Station #4: Welfare to Work
CONTEXT
The term “Virtue of Work” infers that one’s labors are intended to benefit the community at large. Now recall the contemporary stigma associated with unemployment. Several months ago, U.S. Senator Jon Kyl’s argued against extending unemployment benefits to people in need of welfare. According to Kyl: “There is a virtue in finding and keeping a job for the betterment of the community.” In the Washington D.C. news publication The Hill, Kyl claimed that extending welfare and unemployment benefits “acts as a disincentive for people to find new work” and “dissuades people from job-hunting.” Kyl’s claims reminded of how that virtue helped create and maintains stereotypes regarding joblessness.

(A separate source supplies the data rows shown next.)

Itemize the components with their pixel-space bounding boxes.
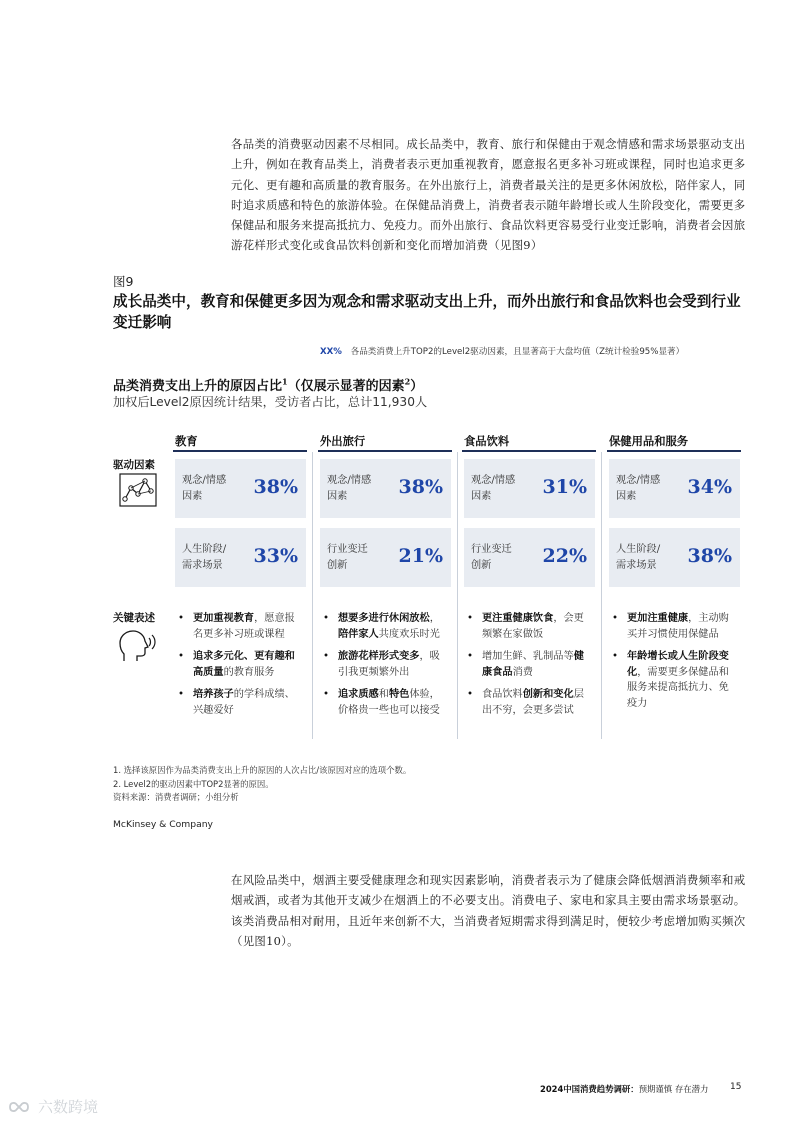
driver-box (175, 459, 306, 518)
column-rule (318, 450, 452, 452)
subtitle-text: 品类消费支出上升的原因占比 (113, 379, 283, 394)
column-header-education: 教育 (175, 434, 198, 448)
subtitle-footnote-2: 2 (404, 376, 411, 387)
driver-box (609, 528, 740, 587)
statements-food (466, 611, 586, 726)
driver-label: 观念/情感 因素 (182, 475, 227, 502)
chart-subtitle (113, 375, 423, 394)
driver-label: 人生阶段/ 需求场景 (182, 544, 227, 571)
list-item: • 增加生鲜、乳制品等健康食品消费 (466, 649, 586, 680)
column-divider (457, 452, 458, 739)
list-item: • 更加注重健康，主动购买并习惯使用保健品 (611, 611, 731, 642)
column-header-health: 保健用品和服务 (609, 434, 689, 448)
watermark-logo-icon (8, 1099, 34, 1115)
driver-percentage: 38% (398, 476, 443, 498)
driver-label: 观念/情感 因素 (327, 475, 372, 502)
figure-label: 图9 (113, 274, 134, 289)
driver-percentage: 34% (687, 476, 732, 498)
intro-paragraph: 各品类的消费驱动因素不尽相同。成长品类中，教育、旅行和保健由于观念情感和需求场景驱动支出上升，例如在教育品类上，消费者表示更加重视教育，愿意报名更多补习班或课程，同时也追求更多元化、更有趣和高质量的教育服务。在外出旅行上，消费者最关注的是更多休闲放松，陪伴家人，同时追求质感和特色的旅游体验。在保健品消费上，消费者表示随年龄增长或人生阶段变化，需要更多保健品和服务来提高抵抗力、免疫力。而外出旅行、食品饮料更容易受行业变迁影响，消费者会因旅游花样形式变化或食品饮料创新和变化而增加消费（见图9） (231, 137, 746, 253)
footnote-2: 2. Level2的驱动因素中TOP2显著的原因。 (113, 778, 274, 789)
outro-paragraph: 在风险品类中，烟酒主要受健康理念和现实因素影响，消费者表示为了健康会降低烟酒消费频率和戒烟戒酒，或者为其他开支减少在烟酒上的不必要支出。消费电子、家电和家具主要由需求场景驱动。该类消费品相对耐用，且近年来创新不大，当消费者短期需求得到满足时，便较少考虑增加购买频次（见图10）。 (231, 873, 746, 948)
list-item: • 想要多进行休闲放松，陪伴家人共度欢乐时光 (322, 611, 442, 642)
statements-education (177, 611, 297, 726)
driver-label: 观念/情感 因素 (471, 475, 516, 502)
footnote-1: 1. 选择该原因作为品类消费支出上升的原因的人次占比/该原因对应的选项个数。 (113, 765, 412, 775)
list-item: • 培养孩子的学科成绩、兴趣爱好 (177, 687, 297, 718)
column-rule (607, 450, 741, 452)
column-rule (173, 450, 307, 452)
column-header-travel: 外出旅行 (320, 434, 366, 448)
driver-box (464, 528, 595, 587)
subtitle-footnote-1: 1 (282, 376, 288, 387)
driver-percentage: 22% (542, 545, 587, 567)
figure-notes (113, 764, 411, 805)
source-note: 资料来源：消费者调研；小组分析 (113, 792, 239, 802)
network-chart-icon (118, 472, 158, 508)
row-label-key-statements: 关键表述 (113, 612, 155, 624)
column-header-food: 食品饮料 (464, 434, 510, 448)
column-rule (462, 450, 596, 452)
footer-title-rest: 预期谨慎 存在潜力 (638, 1084, 709, 1094)
column-divider (601, 452, 602, 739)
chart-description: 加权后Level2原因统计结果，受访者占比，总计11,930人 (113, 395, 428, 409)
watermark (8, 1096, 98, 1117)
driver-label: 行业变迁 创新 (471, 544, 512, 571)
driver-box (320, 528, 451, 587)
list-item: • 旅游花样形式变多，吸引我更频繁外出 (322, 649, 442, 680)
list-item: • 追求质感和特色体验，价格贵一些也可以接受 (322, 687, 442, 718)
footer-report-title (540, 1083, 708, 1095)
driver-percentage: 38% (253, 476, 298, 498)
statements-travel (322, 611, 442, 726)
row-label-drivers: 驱动因素 (113, 459, 155, 471)
driver-box (175, 528, 306, 587)
list-item: • 年龄增长或人生阶段变化，需要更多保健品和服务来提高抵抗力、免疫力 (611, 649, 731, 711)
driver-label: 行业变迁 创新 (327, 544, 368, 571)
column-divider (312, 452, 313, 739)
statements-health (611, 611, 731, 719)
legend-text: 各品类消费上升TOP2的Level2驱动因素，且显著高于大盘均值（Z统计检验95%显著） (350, 347, 685, 357)
speaking-head-icon (118, 628, 158, 664)
subtitle-close: ） (410, 379, 424, 394)
driver-label: 人生阶段/ 需求场景 (616, 544, 661, 571)
list-item: • 食品饮料创新和变化层出不穷，会更多尝试 (466, 687, 586, 718)
driver-percentage: 33% (253, 545, 298, 567)
footer-title-bold: 2024中国消费趋势调研： (540, 1084, 639, 1094)
subtitle-paren: （仅展示显著的因素 (287, 379, 405, 394)
driver-percentage: 21% (398, 545, 443, 567)
figure-legend (320, 345, 684, 357)
driver-percentage: 38% (687, 545, 732, 567)
brand-name: McKinsey & Company (113, 819, 213, 830)
list-item: • 追求多元化、更有趣和高质量的教育服务 (177, 649, 297, 680)
driver-box (609, 459, 740, 518)
driver-box (320, 459, 451, 518)
page-number: 15 (730, 1082, 742, 1092)
driver-label: 观念/情感 因素 (616, 475, 661, 502)
driver-percentage: 31% (542, 476, 587, 498)
list-item: • 更注重健康饮食，会更频繁在家做饭 (466, 611, 586, 642)
watermark-text: 六数跨境 (38, 1098, 99, 1116)
legend-marker: XX% (320, 347, 342, 357)
list-item: • 更加重视教育，愿意报名更多补习班或课程 (177, 611, 297, 642)
figure-title: 成长品类中，教育和保健更多因为观念和需求驱动支出上升，而外出旅行和食品饮料也会受到行业变迁影响 (113, 293, 741, 331)
driver-box (464, 459, 595, 518)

Play the short video clip. Pay special attention to the use of the words “welfare,” “work,” and “community.” Consider the organization of information within the clip—the premises stated and inferred by the narrator, and the conclusions at which he arrives.

Play the three short video clips below. As you watch and listen, be sure to keep informal notes below. What statements, motifs (recurring images, dialogue, symbols, or idea), and themes immediately strike you as memorable or exigent (emotionally impactful)? As you watch, keep the following questions in mind. (Do not formally answer them. Use them as a basis for your note-taking.)

The “Welfare to Work” program was intended to make formerly unemployed people recognize the virtue of work by forcing them to repay welfare money. In what specific direct and indirect ways might “the virtue of work” lend itself to making our social problems within communities worse?

Is the organization of material in the clip itself logical or illogical? Does it make a strong argument, or is its argument weakened by assumptions and circumstantial evidence?

What arguments are Marxist in nature? What specific tenets could a cultural critic cite in a “reading” of this clip?

Click here for the first video clip. Click here for the second video clip. Click here for the third video clip.

Finally, engage in a small-group discussion. Each member of the group must contribute to the process by fulfilling an assigned role. Then, in a thoughtful, “MEL-style” short essay response, answer this question:

What specific information should a Marxist critic consider in an analysis of this text? Using that information as evidence, what meaning can we make of this text, using Marxist tenets as our “lenses”?